L’inquietante commistione di scienza ed economia neoliberale crea un meccanismo di sfruttamento e mercificazione in cui ogni cosa, compreso il corpo, diventa potenzialmente monetizzabile. Queste preoccupazioni sullo sfruttamento sono più che legittime, ma spesso ignorano che è il sistema capitalistico a creare le condizioni di abuso e speculazione, non la tecnica in sé. La vera coercizione deriva dalla crescente disuguaglianza economica, che obbliga le persone a cercare forme di guadagno in qualsiasi modo, inclusa la possibilità di usare il proprio corpo, e quindi, per esempio, di portare avanti una gravidanza per qualcun altro a scopo di lucro. Se è utopistico immaginare un futuro in cui tutte e tutti possano avere accesso a un reddito minimo garantito e alla possibilità di scegliere liberamente del proprio corpo, è però impossibile slegare le cause strutturali dai singoli fenomeni.

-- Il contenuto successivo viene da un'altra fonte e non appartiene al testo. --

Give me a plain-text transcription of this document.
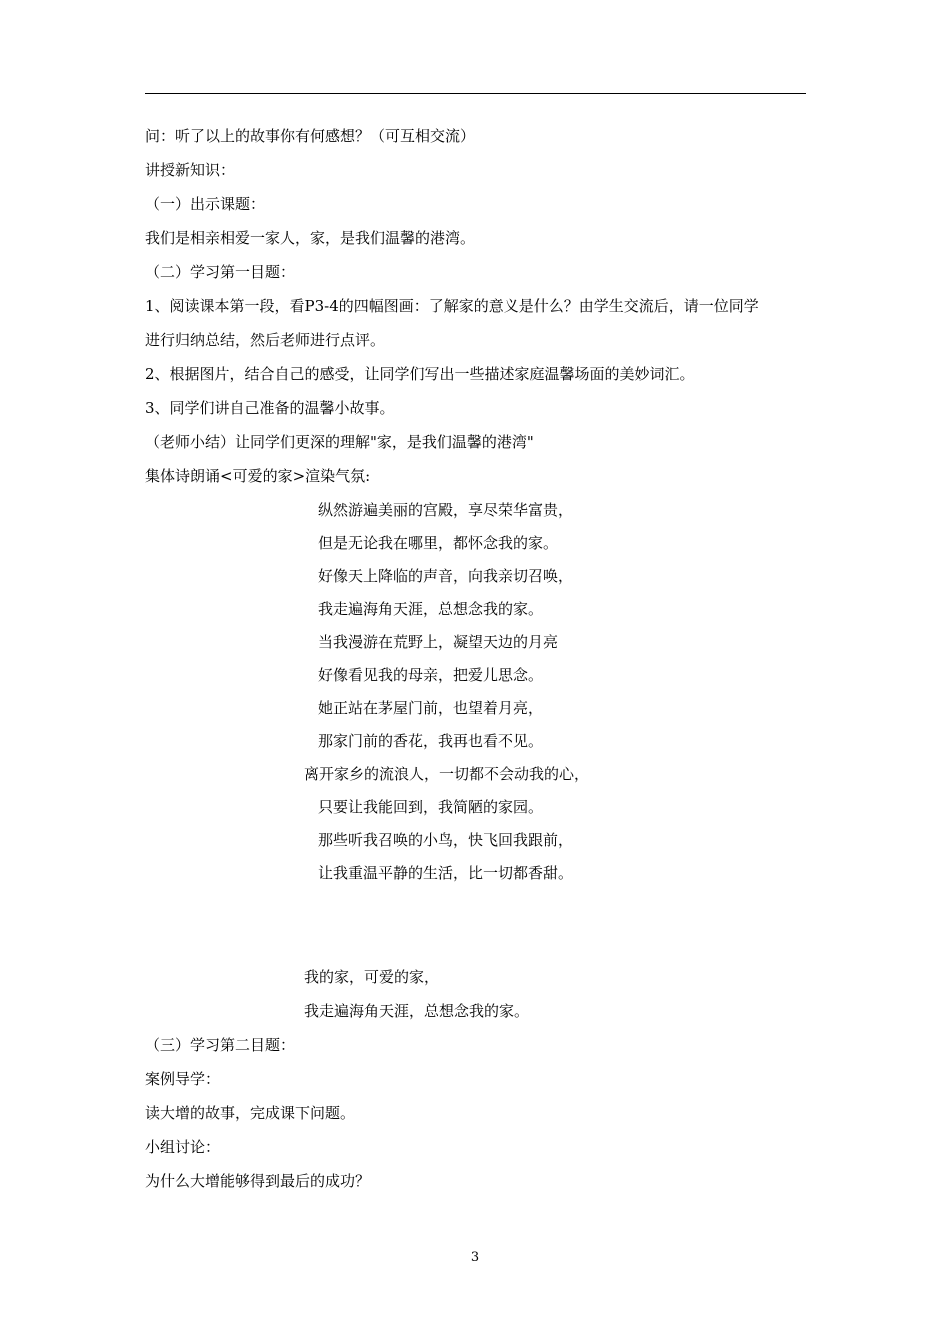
问：听了以上的故事你有何感想？（可互相交流）
讲授新知识：
（一）出示课题：
我们是相亲相爱一家人，家，是我们温馨的港湾。
（二）学习第一目题：
1、阅读课本第一段，看P3-4的四幅图画：了解家的意义是什么？由学生交流后，请一位同学
进行归纳总结，然后老师进行点评。
2、根据图片，结合自己的感受，让同学们写出一些描述家庭温馨场面的美妙词汇。
3、同学们讲自己准备的温馨小故事。
（老师小结）让同学们更深的理解"家，是我们温馨的港湾"
集体诗朗诵<可爱的家>渲染气氛:
纵然游遍美丽的宫殿，享尽荣华富贵，
但是无论我在哪里，都怀念我的家。
好像天上降临的声音，向我亲切召唤，
我走遍海角天涯，总想念我的家。
当我漫游在荒野上，凝望天边的月亮
好像看见我的母亲，把爱儿思念。
她正站在茅屋门前，也望着月亮，
那家门前的香花，我再也看不见。
离开家乡的流浪人，一切都不会动我的心，
只要让我能回到，我简陋的家园。
那些听我召唤的小鸟，快飞回我跟前，
让我重温平静的生活，比一切都香甜。
我的家，可爱的家，
我走遍海角天涯，总想念我的家。
（三）学习第二目题：
案例导学：
读大增的故事，完成课下问题。
小组讨论：
为什么大增能够得到最后的成功？
3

Detto ciò, se la questione rimane complessa, la soluzione non è certo gridare al reato universale. I presupposti dietro alla legge non hanno a che fare con la legittimità o meno di una pratica, che per alcuni tratti è da considerare controversa – e che è già illegale da vent’anni –, ma, ancora una volta, con la criminalizzazione dei cittadini e delle cittadine. In una deriva da Stato di polizia, si mettono a rischio non solo i genitori, ma anche i bambini, e in generale tutti coloro che non si conformano al modello tradizionale di famiglia eteronormativa. Inoltre, le leggi sul corpo delle donne, prima tra tutte quella sull’aborto, andrebbero considerate esclusivamente da donne, non dovrebbero essere degli uomini a decidere se una donna può o non può avere un figlio, anche per conto di altri. In conclusione, il dibattito sulla Gpa solleva questioni fondamentali sulla nostra idea di genitorialità, di sfruttamento e di diritti umani, e andrebbe affrontato con serietà, senza ridurlo a un mero strumento per dividere l’opinione pubblica, usandolo magari come specchio per le allodole in un momento politicamente delicato. La democrazia si basa sul rispetto delle scelte individuali e sul riconoscimento dei diritti di tutte e di tutti. E questo riguarda anche le modalità con cui si sceglie di formare una famiglia.